Değerli dostlar, bu işin sevindirici yönüdür. İşin hoşa gitmeyen yönü ise sonuçların belli olmasından itibaren, CHP'nin yenilgiyi hazmedemeyen tavırlarıdır. Bunlar geride bıraktığımız haftada uğradıkları yenilgiyi örtmek için her yola başvurdular.
Mesela, CHP'nin başındaki adam çıktı ve 16 Nisanda yapılan referandumu tanımadıklarını ilan etti. Bununlada yetinmedi partisinin gurup toplantısında YSK Üyelerini koltuklarından indirmeklede tehdit etti.
Allah aşkına söyleyin, bu adam kendini ne zannediyor?

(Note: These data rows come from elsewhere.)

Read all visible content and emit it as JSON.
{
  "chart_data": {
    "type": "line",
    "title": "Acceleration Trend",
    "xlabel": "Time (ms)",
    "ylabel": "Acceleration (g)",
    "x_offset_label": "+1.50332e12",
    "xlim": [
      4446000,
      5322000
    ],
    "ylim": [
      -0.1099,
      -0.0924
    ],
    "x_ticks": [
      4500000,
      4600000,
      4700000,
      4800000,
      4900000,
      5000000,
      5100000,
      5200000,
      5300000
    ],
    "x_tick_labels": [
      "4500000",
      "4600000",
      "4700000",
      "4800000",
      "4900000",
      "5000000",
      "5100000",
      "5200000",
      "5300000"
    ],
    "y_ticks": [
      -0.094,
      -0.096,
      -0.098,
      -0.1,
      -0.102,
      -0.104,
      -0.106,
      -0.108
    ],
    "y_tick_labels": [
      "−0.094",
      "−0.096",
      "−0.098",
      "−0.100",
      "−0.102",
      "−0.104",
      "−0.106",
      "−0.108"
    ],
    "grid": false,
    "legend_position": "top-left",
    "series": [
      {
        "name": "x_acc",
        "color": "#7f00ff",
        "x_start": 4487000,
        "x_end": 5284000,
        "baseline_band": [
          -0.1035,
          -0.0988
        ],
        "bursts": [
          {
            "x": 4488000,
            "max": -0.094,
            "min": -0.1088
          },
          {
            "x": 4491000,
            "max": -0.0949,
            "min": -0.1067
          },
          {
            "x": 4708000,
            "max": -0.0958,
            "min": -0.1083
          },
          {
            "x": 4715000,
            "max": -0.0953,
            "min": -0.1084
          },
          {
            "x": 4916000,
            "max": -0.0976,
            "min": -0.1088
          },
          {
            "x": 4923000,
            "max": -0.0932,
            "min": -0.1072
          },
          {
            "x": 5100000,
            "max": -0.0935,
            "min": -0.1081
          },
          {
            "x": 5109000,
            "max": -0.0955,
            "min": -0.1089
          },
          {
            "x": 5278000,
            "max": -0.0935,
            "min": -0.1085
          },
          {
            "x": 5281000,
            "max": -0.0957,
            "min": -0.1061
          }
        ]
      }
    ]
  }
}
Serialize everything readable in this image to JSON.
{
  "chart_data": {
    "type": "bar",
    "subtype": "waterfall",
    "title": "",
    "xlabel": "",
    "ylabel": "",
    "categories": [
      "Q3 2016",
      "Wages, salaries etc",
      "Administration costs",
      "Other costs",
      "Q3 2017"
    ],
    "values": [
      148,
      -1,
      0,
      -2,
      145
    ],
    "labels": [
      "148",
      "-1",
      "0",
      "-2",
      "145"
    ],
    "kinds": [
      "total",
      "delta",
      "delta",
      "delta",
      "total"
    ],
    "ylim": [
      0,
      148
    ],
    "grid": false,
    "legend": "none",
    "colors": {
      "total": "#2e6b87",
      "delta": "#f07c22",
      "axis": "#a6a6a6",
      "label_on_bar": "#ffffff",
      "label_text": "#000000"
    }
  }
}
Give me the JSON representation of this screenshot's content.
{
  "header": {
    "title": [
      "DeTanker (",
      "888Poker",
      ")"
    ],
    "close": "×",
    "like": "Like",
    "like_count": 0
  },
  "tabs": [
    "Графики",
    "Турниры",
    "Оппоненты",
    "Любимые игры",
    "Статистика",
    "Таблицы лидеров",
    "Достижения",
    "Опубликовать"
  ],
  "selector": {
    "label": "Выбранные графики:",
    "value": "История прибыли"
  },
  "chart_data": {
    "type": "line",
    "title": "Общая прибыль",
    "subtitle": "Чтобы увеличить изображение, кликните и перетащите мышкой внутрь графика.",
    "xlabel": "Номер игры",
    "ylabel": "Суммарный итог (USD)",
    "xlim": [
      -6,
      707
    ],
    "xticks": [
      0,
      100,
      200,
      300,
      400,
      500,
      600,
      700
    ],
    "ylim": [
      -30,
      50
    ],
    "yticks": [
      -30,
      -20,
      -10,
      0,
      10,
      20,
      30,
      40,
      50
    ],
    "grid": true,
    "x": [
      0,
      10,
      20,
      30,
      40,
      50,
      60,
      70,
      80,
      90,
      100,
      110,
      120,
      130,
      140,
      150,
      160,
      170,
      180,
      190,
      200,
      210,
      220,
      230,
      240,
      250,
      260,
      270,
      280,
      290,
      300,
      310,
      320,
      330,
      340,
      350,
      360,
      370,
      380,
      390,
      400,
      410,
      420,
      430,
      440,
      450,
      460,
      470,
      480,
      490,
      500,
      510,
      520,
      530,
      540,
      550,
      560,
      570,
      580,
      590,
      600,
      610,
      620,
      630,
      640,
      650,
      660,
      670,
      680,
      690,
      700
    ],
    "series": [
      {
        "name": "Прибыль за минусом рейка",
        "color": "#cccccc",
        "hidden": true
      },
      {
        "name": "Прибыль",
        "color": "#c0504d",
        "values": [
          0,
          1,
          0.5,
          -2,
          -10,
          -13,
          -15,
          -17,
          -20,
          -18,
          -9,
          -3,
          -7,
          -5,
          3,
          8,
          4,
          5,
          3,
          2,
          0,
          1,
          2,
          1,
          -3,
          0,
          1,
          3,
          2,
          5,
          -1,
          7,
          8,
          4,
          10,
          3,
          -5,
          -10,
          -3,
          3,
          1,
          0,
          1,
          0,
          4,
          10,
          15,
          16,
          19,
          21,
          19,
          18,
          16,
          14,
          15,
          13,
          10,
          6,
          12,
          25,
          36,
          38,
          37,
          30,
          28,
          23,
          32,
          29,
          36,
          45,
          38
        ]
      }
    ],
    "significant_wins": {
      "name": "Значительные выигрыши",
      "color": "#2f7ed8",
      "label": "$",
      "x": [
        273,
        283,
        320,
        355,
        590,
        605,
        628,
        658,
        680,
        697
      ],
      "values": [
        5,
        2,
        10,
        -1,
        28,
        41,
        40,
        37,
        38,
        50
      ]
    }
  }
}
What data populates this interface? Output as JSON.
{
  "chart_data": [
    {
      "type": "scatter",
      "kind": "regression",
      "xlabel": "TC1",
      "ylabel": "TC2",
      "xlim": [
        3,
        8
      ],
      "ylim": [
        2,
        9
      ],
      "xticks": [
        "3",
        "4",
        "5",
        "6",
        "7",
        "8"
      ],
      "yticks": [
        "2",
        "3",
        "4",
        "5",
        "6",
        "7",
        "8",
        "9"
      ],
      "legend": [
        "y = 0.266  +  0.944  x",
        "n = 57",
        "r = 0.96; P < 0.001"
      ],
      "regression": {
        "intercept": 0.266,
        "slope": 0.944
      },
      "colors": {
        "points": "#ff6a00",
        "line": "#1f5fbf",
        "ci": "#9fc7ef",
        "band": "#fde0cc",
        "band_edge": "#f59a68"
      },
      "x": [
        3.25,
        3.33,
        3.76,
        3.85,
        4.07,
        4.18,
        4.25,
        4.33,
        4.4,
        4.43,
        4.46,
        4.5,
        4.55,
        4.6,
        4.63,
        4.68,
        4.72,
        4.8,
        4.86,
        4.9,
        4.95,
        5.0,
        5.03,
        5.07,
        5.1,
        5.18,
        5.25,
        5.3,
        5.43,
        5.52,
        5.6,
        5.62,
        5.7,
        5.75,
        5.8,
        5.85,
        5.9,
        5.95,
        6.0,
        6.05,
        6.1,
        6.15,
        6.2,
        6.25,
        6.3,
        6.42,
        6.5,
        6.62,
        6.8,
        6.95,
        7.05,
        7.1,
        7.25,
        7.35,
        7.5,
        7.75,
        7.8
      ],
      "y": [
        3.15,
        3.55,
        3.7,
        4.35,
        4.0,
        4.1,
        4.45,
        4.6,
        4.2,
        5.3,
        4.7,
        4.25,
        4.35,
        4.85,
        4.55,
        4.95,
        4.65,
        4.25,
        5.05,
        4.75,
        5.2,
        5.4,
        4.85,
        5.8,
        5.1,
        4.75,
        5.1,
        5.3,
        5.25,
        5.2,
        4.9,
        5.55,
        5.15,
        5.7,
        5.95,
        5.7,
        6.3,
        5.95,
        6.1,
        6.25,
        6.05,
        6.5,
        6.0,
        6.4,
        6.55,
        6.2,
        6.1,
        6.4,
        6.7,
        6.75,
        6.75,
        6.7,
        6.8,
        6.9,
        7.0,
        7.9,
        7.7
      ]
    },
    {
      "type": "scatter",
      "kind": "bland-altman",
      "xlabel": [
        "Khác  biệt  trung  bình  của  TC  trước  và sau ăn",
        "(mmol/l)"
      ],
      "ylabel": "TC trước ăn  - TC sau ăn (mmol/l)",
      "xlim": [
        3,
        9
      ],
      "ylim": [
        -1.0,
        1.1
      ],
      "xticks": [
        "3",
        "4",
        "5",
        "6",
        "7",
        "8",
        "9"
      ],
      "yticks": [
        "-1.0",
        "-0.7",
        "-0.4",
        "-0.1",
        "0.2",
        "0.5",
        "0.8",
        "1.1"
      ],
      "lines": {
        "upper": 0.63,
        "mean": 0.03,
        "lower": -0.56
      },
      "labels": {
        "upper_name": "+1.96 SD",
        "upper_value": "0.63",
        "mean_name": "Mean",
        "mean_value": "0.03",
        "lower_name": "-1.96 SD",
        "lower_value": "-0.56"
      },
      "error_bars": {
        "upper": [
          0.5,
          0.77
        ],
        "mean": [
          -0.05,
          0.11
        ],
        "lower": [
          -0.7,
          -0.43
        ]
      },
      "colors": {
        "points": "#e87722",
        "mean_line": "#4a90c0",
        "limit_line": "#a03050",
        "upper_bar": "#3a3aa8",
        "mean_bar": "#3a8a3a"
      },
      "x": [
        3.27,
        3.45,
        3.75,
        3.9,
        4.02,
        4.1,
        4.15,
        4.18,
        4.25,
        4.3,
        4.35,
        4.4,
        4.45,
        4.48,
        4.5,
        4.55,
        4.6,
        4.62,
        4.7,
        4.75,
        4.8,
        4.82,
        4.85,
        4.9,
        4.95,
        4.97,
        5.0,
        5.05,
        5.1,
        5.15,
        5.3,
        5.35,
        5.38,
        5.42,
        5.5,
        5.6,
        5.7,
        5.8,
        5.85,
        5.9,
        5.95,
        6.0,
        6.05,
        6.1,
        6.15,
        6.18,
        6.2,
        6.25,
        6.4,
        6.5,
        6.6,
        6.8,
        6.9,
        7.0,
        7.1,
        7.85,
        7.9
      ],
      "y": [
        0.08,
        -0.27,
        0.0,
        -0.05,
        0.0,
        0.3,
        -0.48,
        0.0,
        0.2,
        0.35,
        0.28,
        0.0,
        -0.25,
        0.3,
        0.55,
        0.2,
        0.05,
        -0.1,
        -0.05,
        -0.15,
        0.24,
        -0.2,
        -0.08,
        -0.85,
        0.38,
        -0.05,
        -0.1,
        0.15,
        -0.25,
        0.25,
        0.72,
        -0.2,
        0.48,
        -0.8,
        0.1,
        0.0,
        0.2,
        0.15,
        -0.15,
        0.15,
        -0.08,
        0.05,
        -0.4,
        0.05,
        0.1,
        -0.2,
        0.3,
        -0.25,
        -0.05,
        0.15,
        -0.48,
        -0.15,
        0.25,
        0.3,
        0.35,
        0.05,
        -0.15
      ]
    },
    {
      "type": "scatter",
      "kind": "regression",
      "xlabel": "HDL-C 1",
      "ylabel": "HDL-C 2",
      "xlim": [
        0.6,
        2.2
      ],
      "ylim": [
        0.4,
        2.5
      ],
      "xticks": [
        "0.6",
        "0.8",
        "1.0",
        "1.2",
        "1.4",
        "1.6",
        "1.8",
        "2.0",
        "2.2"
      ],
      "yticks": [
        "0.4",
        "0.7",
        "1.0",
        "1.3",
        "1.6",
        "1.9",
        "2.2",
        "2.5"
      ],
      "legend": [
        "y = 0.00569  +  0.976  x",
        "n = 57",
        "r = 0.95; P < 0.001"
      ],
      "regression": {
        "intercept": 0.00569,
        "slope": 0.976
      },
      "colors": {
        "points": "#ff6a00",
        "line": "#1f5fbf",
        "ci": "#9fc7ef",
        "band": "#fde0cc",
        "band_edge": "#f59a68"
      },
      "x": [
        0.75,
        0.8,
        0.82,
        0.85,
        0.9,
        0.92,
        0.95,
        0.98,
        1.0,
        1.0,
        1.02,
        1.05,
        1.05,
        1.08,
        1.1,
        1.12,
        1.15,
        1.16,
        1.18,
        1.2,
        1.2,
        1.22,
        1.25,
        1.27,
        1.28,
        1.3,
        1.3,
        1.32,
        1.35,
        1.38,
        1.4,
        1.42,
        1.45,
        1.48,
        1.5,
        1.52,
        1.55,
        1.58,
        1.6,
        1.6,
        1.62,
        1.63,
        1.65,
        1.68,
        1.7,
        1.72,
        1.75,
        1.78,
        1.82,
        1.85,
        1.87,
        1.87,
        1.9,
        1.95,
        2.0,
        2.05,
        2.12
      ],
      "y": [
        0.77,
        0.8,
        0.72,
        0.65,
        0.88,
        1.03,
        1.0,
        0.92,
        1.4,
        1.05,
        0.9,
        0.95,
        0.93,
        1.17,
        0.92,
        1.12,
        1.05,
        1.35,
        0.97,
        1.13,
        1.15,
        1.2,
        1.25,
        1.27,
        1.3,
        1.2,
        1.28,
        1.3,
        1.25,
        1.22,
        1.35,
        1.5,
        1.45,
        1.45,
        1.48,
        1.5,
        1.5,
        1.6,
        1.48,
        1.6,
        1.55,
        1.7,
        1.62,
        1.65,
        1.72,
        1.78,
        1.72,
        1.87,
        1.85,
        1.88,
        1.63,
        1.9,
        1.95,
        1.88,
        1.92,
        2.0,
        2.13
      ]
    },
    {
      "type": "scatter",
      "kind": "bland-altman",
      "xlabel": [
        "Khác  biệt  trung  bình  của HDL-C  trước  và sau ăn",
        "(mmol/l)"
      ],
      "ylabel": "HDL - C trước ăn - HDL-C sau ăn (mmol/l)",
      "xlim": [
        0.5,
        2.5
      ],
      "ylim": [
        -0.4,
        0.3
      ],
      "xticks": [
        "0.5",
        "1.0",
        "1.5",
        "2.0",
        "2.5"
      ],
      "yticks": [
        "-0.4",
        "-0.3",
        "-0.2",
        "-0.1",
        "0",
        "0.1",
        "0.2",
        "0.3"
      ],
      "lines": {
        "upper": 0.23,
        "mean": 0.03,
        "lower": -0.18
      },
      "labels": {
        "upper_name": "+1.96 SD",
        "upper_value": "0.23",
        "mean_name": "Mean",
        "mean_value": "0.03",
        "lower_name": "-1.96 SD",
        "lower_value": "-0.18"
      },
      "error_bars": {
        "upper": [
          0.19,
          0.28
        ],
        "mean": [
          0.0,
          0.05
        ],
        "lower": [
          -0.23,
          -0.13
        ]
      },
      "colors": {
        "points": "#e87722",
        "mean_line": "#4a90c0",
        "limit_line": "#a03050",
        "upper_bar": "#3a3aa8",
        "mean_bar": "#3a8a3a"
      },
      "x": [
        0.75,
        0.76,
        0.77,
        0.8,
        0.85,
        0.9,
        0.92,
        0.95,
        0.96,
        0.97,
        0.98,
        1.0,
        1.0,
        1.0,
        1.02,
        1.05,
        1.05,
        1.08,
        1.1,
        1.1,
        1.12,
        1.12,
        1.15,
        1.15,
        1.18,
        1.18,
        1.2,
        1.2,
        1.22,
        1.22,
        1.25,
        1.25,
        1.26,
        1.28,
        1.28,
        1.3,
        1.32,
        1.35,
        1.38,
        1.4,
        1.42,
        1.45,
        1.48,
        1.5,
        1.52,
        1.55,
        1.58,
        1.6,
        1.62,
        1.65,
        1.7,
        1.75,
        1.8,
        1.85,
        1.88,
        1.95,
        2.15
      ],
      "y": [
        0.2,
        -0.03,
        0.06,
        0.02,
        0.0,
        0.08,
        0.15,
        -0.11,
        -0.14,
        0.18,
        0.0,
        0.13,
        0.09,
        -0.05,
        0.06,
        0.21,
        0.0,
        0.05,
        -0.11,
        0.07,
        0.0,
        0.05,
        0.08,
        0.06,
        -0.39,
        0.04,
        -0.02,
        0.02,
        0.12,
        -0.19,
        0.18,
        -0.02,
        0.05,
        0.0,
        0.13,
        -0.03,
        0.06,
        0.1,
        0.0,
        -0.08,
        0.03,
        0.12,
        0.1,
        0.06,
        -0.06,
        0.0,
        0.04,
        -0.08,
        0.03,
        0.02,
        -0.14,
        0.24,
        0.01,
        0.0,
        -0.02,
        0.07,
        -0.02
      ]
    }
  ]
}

Acaba bunların YSK Üyelerini koltuklarından indirecek kadar gizli güçleri mi var? Hani bu soruyu merak ettiğim için soruyorum. Çünkü, yasalarda YSK Üyelerini CHP koltuklarından indirir diye yazan bir madde yok.
Dostlar, işin beni korkutan tarafı, CHP sözcülerinin bu tür söylemlerle Gezi benzeri olayların yaşanmasına yol açmalarıdır. Eğer CHP sözcüleri böyle ortamı gerdiren söylemlere devam ederlerse, Gezi benzeri olayların yaşanması işten bile değildir. Buradan taraftarlarını tahrik eden söylemler ne deniyle CHP'ye bir kapatma davası açılmalıdır derim.
Allah korusun, Gezi benzeri olaylar yaşandığındada insanlarımızın nasıl zarar gördüğünü yaşayarak tecrübe ettik. Hiç kusura bakılmasın, bunun vebalide davayı açmayanların üzerine olacaktır. Bu konudaki son sözüm şudur: Ya CHP adam gibi muhalefet yapacaktır, yapmıyorsada bedelini ödeyecektir.
Hakkından gelemeyeceğiniz sözü neden verdiniz?
Referandum sonrası görüştüğüm bir dostum, "Seçim sonrası çöplerde oy pusulası aramak CHP'nin adetidir" dedi. Hani bunlar insanlara oylarını koruyacaklarının sözünü vermişlerdi. Bu konuda her türlü tedbiri aldıklarını söylemişlerdi.
Şimdi kamuoyu adına şu soruları CHP'ye yöneltiyorum: Niye siz referandumda yapıldığını iddia ettiğiniz o hileyi yapılırken önleyemediniz? Niye insanlara söz verdiğiniz gibi sandıkları koruyamadınız? Hepsinden önemlisi, hakkından gelemeyeceğiniz sözü neden verdiniz?